Por eso, a estos expertos les parece que por ahora, a lo que más podemos aspirar es a encontrar los puntos positivos comunes que tienen estas dietas. En esa línea han orientado su propio análisis. De acuerdo con ello y expuesto de forma muy resumida, dicen que lo más acertado es un régimen basado en alimentos naturales mínimamente procesados y con una mayor proporción de vegetales que de productos de origen animal. Este principio “está claramente asociado con la promoción de la salud y la prevención de enfermedades y está presente en los distintos enfoques nutricionales”.

Con su planteamiento, los autores del artículo sugieren que no son recomendables las dietas basadas sobre todo en el consumo de alimentos de origen animal y las que excluyen por sistema un tipo de nutrientes (las que ahora llamamos disociadas). Para su estudio, han analizado las siguientes propuestas nutricionales:

  • Dieta baja en carbohidratos: se centra en la restricción total del consumo de carbohidratos, incluso por debajo de las recomendaciones establecidas por la comunidad médica.
  • Dieta baja en grasas: restringe totalmente el consumo de grasas, sobre todo de origen vegetal.
  • Dieta baja en alimentos con alto índice glucémico: recomiendan evitar por completo todos los alimentos con alto índice glucémico (como los dulces) o alta carga glucémica (aunque su absorción sea más lenta). A menudo implica excluir buena parte de las frutas, por ejemplo.
  • Dieta mediterránea: una dieta basada en los hábitos alimenticios de los mediterráneos (aceite de oliva, fruta, frutos secos, vegetales y legumbres, pescados y un moderado consumo de carne).
  • Dieta equilibrada: la que sigue las recomendaciones de las autoridades mundiales en materia de nutrición. Un consumo equilibrado de alimentos animales y vegetales
  • Dieta paleolítica: recomienda la ingesta de vegetales, frutas, frutos secos y carnes magras, tal como se supone que se alimentaban los seres humanos del Paleolítico.
  • Dieta vegana: la que excluye completamente los alimentos de origen animal e incluso los huevos y los lácteos.

Como veis, el catálogo es amplio y controvertido. Ante la duda, la apuesta segura es el equilibrio y la moderación.
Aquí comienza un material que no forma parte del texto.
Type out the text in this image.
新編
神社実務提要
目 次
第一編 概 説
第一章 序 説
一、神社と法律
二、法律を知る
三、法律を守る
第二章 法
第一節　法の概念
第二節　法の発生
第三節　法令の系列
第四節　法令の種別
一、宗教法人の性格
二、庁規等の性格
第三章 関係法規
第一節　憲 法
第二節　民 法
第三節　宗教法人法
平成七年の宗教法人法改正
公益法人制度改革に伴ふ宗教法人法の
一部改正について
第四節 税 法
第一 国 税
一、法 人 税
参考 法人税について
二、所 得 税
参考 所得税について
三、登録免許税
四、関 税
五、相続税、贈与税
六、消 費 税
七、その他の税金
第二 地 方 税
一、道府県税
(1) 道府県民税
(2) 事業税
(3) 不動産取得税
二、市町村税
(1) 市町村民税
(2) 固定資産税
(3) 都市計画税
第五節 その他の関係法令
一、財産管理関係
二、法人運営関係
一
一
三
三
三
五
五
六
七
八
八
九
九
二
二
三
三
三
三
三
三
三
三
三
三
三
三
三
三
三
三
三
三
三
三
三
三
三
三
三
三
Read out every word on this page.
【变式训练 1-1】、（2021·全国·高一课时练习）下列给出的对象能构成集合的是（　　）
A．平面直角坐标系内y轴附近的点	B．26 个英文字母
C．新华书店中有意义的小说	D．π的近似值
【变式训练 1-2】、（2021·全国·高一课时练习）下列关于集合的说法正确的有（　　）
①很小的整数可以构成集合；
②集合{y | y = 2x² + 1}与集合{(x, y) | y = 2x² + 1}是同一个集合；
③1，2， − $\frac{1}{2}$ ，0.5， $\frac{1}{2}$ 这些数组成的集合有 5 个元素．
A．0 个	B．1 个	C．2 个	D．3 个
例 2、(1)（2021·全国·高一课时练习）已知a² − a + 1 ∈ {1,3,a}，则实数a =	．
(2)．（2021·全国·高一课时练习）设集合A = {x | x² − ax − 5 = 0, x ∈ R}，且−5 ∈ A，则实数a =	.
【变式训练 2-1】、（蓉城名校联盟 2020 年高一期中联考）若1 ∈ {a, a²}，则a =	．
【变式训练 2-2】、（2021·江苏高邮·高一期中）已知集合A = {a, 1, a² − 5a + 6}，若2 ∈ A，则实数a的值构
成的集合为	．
No obstante, debemos tener en cuenta es que no es lo mismo encontrarse dentro de nuestro peso normal y con un buen estado de salud, que padecer de sobrepeso o sufrir alguna enfermedad relacionada con la alimentación. Si estás en el primer caso, seguramente te bastará con seguir el principio básico. Si por desgracia, te identificas con los otros dos y no sabes bien qué estrategia nutricional adoptar, te recomiendo que acudas a un especialista. Él te dirá cuál es el enfoque más adecuado para tu situación personal.